Климат Лазурного Берега более благоприятен для здоровья, чем парижский. Но Модильяни нуждался еще и в хорошем питании и уюте. Желательно, чтобы при этом он поменьше курил и выпивал. Словом, необходим был образ жизни, абсолютно противоположный привычному. Но вся беда в том, что Моди никогда не прислушивался к голосу разума.

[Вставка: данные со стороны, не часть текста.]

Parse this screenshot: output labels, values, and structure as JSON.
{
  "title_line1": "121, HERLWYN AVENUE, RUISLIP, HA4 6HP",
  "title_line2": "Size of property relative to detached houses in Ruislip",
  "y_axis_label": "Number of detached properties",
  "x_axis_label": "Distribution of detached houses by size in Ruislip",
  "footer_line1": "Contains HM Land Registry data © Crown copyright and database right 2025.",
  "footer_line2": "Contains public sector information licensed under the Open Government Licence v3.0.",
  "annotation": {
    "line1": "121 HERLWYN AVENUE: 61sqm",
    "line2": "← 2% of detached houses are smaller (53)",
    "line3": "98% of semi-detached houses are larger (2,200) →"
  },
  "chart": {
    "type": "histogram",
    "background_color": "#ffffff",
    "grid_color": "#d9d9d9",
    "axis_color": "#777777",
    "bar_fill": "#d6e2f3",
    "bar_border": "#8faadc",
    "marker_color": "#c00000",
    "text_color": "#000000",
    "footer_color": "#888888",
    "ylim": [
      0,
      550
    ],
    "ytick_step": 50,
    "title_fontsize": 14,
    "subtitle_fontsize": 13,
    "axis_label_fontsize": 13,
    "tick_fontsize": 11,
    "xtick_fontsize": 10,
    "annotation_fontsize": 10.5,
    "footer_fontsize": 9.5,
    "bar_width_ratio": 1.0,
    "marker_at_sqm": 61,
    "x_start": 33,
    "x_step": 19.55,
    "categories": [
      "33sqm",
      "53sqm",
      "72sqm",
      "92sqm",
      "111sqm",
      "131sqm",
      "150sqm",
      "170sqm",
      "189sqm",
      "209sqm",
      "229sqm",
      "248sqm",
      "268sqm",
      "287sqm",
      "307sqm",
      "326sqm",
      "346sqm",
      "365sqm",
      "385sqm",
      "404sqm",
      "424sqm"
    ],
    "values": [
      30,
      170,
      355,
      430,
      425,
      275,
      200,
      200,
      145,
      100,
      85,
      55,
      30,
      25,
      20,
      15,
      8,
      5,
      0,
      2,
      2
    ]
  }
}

Место, время, условия — все было не тем. Возможно, солнце Ниццы напомнило ему Ливорно, но внутри его все оставалось неизменным. Размеренная жизнь не соответствовала его темпераменту, и его существование становится просто невыносимым. В разнобое голосов разума и призвания Модильяни различал только второй. Всю свою жизнь он положил на алтарь творчества. Он не мог жить иначе.
Его мать Евгения в письмах из дома умоляет его быть воздержанным, но все ее просьбы остаются втуне. Даже беспокойство любящей матери не может изменить губительного хода его жизни. Лишь одно лекарство способно повлиять на ситуацию, и Амедео грезит о нем долгие годы: это признание.

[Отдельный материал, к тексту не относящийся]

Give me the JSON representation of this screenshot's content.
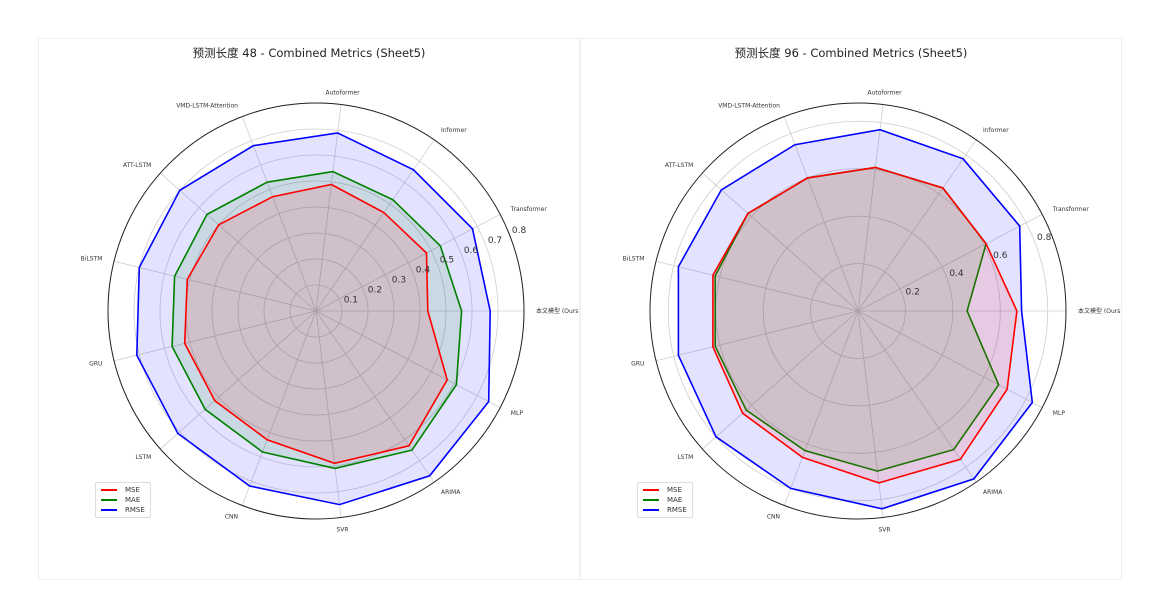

В Кань-сюр-Мер, как и в Париже, Модильяни переезжает с места на место: гостиницы, пансионы, виллы знакомых, комнаты друзей. В одном из писем, датированном 1945 годом, Сюрваж напишет: «В 1917/18 году он был у меня в Ницце. Устроился в моем доме, чтобы работать, поскольку хозяева гостиниц не могли вытерпеть его больше нескольких дней. Возвращаясь вечером, он шумел и пел, распугивая постояльцев».

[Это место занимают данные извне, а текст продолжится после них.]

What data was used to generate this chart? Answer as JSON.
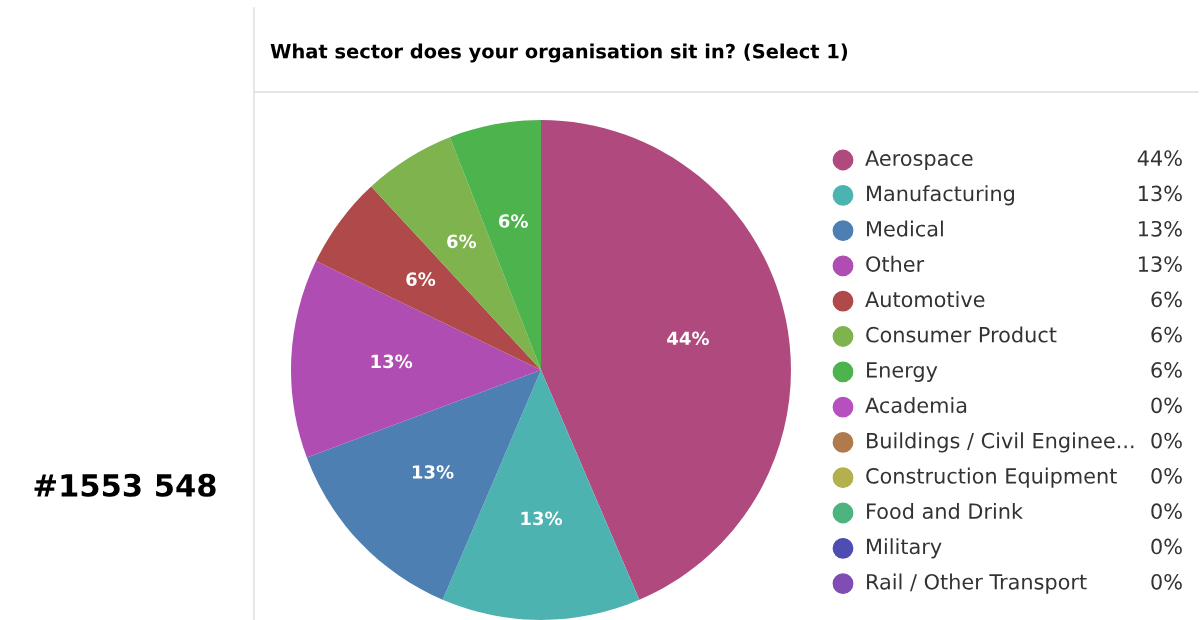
{
  "chart_data": {
    "type": "pie",
    "title": "What sector does your organisation sit in? (Select 1)",
    "categories": [
      "Aerospace",
      "Manufacturing",
      "Medical",
      "Other",
      "Automotive",
      "Consumer Product",
      "Energy",
      "Academia",
      "Buildings / Civil Enginee...",
      "Construction Equipment",
      "Food and Drink",
      "Military",
      "Rail / Other Transport"
    ],
    "values": [
      44,
      13,
      13,
      13,
      6,
      6,
      6,
      0,
      0,
      0,
      0,
      0,
      0
    ],
    "value_labels": [
      "44%",
      "13%",
      "13%",
      "13%",
      "6%",
      "6%",
      "6%",
      "0%",
      "0%",
      "0%",
      "0%",
      "0%",
      "0%"
    ],
    "colors": [
      "#b04a7e",
      "#4db3b0",
      "#4d7fb3",
      "#b04db3",
      "#b04a4a",
      "#7fb34d",
      "#4db34d",
      "#b84fc0",
      "#b07a4d",
      "#b3b04d",
      "#4db37f",
      "#4d4db3",
      "#7f4db3"
    ],
    "legend": "right",
    "annotations": [
      "#1553 548"
    ]
  }
}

В городке жил художник Андерс Остерлинд. Вилла Остер-линда граничила с участком Ренуара, которому было семьдесят семь лет, и он находился на пике своей славы. Амедео был принят в доме Остерлинда с большим радушием, и позже Андерс так вспоминал о нем: «Однажды Модильяни появился в небольшом сквере возле моего дома в Кань-сюр-Мер. У него было прекрасное телосложение итальянского принца, но он был грязным и усталым, словно грузчик в порту Генуи. Тенью за ним следовал поэтичный Зборовский, который питал к нему братскую привязанность и пытался оградить его от соблазнов Ниццы. Я счастлив был принять его и предоставил в его распоряжение лучшую в доме комнату, чистую и светлую, в которой, по правде сказать, он не мог уснуть. Он постоянно кашлял и хотел пить, ночи напролет пил воду из кувшина, а потом плевал на стены как можно выше, чтобы смотреть на то, как стекает слюна. В этой комнате, однако, он создал много рисунков и написал некоторые известные свои полотна, среди прочих — красивый женский портрет».
В воспоминаниях дочери Джованны тоже есть отрывок, посвященный этому времени: «Остерлинд несколько лет жил на юге с женой, прелестной Рейчел, у нее были красивые глаза. Рейчел медленно умирала от кишечного туберкулеза — следствия испанки… Модильяни часто навещал эту пару трезвенников и любителей чая, чтобы побыть в спокойной атмосфере. Сидя там за небольшим столом, он пил абсент… По вечерам Остерлинд частенько гостил у старого, наполовину парализованного Ренуара, передвигавшегося в кресле на колесах. Его лицо было покрыто сеткой от комаров, он был настолько скручен болезнью, что даже не мог самостоятельно высморкаться».
Ренуар был болен тяжелейшей формой артрита, самым пагубным образом отразившегося на руках. Его сын Жан рассказывал, что необходимо было специально крепить палитру на ладонях, чтобы отец мог ее удержать. Однажды один бестактный журналист задал вопрос художнику, как он может писать в таком состоянии. Ренуар сверкнул глазами и сухо ответил: «Пишу хером».